A string literal that begins with u, such as u"asdf", is a char16_t string literal. A char16_t string literal has type “array of n const char16_t”, where n is the size of the string as defined below; it has static storage duration and is initialized with the given characters. A single c-char may produce more than one char16_t character in the form of surrogate pairs.

A string literal that begins with U, such as U"asdf", is a char32_t string literal. A char32_t string literal has type “array of n const char32_t”, where n is the size of the string as defined below; it has static storage duration and is initialized with the given characters.

A string literal that begins with L, such as L"asdf", is a wide string literal. A wide string literal has type “array of n const wchar_t”, where n is the size of the string as defined below, it has static storage duration and is initialized with the given characters.

Whether all string literals are distinct (that is, are stored in nonoverlapping objects) is implementation-defined.

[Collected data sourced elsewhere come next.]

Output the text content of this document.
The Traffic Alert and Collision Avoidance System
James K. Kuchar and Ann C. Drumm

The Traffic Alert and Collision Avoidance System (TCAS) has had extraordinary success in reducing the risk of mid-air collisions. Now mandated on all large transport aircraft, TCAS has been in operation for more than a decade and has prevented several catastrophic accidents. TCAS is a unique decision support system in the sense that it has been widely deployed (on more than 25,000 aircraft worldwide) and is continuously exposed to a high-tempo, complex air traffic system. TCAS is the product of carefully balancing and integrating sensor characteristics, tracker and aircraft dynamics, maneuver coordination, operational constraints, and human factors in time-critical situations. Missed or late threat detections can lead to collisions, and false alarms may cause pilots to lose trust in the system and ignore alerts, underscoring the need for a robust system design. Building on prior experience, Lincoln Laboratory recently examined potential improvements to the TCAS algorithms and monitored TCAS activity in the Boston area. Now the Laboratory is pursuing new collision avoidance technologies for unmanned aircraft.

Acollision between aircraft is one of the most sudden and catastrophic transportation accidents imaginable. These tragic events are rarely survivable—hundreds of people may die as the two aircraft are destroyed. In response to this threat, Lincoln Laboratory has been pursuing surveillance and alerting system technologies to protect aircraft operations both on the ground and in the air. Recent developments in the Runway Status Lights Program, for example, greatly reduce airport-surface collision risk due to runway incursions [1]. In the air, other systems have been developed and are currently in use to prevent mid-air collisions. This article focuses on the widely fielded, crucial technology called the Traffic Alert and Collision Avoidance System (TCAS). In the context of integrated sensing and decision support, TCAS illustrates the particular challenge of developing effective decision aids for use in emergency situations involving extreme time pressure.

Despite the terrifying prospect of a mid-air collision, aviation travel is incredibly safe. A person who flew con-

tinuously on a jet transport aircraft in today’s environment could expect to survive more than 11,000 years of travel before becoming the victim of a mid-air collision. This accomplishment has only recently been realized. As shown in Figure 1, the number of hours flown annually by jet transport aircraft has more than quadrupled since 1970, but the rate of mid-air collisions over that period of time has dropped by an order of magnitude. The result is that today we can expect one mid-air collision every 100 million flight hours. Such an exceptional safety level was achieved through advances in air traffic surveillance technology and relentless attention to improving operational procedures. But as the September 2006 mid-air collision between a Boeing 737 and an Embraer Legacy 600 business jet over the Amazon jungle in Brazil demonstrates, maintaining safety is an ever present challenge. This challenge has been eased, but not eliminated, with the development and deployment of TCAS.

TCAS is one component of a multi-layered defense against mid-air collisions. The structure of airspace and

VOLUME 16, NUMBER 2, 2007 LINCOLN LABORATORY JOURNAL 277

The effect of attempting to modify a string literal is undefined.

In translation phase 6 (2.1), adjacent string literals are concatenated. If both string literals have the same prefix, the resulting concatenated string literal has that prefix. If one string literal has no prefix, it is treated as a string literal of the same prefix as the other operand. If a UTF-8 string literal token is adjacent to a wide string literal token, the program is ill-formed. Any other concatenations are conditionally supported with implementation-defined behavior. [ Note: This concatenation is an interpretation, not a conversion. —end note ] [ Example: Here are some examples of valid concatenations:

Table unchanged

—end example ] Characters in concatenated strings are kept distinct. [ Example:
"\xA" "B"

contains the two characters ’\xA’ and ’B’ after concatenation (and not the single hexadecimal character ’\xAB’). —end example ]

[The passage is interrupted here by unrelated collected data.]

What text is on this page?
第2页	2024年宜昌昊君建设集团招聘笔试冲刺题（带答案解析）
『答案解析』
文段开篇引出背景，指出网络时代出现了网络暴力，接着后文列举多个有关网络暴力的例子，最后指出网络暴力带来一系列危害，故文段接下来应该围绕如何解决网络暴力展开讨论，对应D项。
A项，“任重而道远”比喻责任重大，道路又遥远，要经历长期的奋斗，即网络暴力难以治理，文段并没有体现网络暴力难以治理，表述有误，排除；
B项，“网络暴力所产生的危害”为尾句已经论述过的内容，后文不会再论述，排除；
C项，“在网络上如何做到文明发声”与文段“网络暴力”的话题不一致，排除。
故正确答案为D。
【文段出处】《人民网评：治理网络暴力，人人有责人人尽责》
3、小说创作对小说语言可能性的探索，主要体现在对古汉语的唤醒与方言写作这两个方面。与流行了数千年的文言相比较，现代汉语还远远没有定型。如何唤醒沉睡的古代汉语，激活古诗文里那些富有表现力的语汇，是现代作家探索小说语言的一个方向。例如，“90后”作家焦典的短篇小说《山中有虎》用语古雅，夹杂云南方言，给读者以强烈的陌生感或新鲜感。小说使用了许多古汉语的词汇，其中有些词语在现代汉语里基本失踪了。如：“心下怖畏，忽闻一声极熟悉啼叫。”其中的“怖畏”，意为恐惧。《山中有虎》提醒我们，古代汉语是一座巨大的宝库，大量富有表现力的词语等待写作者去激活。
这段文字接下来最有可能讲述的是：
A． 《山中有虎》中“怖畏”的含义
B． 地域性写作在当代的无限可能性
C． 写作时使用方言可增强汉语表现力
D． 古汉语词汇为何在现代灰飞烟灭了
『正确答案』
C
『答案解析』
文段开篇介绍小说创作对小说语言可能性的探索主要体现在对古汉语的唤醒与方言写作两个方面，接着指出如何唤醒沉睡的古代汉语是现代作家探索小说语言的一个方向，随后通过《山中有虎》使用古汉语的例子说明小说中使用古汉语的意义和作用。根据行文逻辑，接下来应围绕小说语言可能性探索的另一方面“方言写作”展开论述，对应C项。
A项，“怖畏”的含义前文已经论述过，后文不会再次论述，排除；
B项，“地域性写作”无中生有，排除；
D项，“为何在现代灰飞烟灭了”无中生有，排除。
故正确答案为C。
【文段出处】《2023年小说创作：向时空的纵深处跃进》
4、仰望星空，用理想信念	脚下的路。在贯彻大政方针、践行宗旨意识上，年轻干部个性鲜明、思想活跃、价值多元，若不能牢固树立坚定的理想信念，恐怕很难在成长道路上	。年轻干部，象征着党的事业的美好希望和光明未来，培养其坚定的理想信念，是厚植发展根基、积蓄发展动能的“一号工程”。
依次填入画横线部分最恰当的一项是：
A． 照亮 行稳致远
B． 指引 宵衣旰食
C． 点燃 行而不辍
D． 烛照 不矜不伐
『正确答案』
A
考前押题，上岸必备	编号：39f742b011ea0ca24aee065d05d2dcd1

After any necessary concatenation, in translation phase 7 (2.1), ’\0’ is appended to every string literal so that programs that scan a string can find its end.

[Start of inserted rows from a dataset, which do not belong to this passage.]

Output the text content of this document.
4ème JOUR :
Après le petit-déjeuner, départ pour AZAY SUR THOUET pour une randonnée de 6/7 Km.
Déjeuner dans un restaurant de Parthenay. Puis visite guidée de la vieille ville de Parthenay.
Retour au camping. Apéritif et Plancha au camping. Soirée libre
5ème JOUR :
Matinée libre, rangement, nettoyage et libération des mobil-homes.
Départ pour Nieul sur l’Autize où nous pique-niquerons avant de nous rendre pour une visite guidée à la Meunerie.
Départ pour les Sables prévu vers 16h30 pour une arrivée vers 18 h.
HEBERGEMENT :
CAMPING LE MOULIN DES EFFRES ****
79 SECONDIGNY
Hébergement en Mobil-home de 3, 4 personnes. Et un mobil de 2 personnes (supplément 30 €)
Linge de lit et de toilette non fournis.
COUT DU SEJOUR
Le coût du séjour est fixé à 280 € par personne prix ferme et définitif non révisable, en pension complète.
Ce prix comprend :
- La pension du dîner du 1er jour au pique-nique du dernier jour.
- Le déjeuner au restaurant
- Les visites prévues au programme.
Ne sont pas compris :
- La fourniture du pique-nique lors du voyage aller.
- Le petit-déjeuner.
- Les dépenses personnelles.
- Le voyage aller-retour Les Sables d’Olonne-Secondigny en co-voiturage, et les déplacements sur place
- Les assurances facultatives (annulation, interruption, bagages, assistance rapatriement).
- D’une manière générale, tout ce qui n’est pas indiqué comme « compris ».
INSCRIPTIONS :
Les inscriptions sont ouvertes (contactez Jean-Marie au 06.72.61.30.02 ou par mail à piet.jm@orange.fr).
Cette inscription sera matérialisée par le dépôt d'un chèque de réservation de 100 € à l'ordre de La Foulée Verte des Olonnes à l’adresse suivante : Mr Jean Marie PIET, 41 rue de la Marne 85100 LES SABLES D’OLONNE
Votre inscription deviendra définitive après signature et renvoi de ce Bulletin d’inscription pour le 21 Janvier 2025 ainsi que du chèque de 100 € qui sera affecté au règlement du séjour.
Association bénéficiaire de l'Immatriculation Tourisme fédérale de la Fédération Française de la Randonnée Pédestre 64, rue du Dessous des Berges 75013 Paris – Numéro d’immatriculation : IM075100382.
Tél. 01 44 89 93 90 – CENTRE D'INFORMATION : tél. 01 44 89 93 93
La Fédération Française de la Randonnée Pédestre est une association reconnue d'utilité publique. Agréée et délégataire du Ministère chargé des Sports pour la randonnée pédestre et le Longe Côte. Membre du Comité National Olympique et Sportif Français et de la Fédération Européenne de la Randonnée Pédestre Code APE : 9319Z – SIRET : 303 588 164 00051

Escape sequences in regular string literals and universal-character-names in string literals have the same meaning as in character literals (2.13.2), except that the single quote ’ is representable either by itself or by the escape sequence \’, and the double quote " shall be preceded by a \. In a narrow string literal, a universal-character-name may map to more than one char element due to multibyte encoding. The size of a char32_t or wide string literal is the total number of escape sequences, universal-character-names, and other characters, plus one for the terminating U’\0’ or L’\0’. The size of a char16_t string literal is the total number of escape sequences, universal-character-names, and other characters, plus one for each character requiring a surrogate pair, plus one for the terminating u’\0’. [ Note: The size of a char16_t string literal is the number of code units, not the number of characters. —end note ] Within char32_t and char16_t literals, any universal-character-names must be within the range 0x0 to 0x10FFFF. The size of a narrow string literal is the total number of escape sequences and other characters, plus at least one for the multibyte encoding of each universal-character-name, plus one for the terminating ’\0’.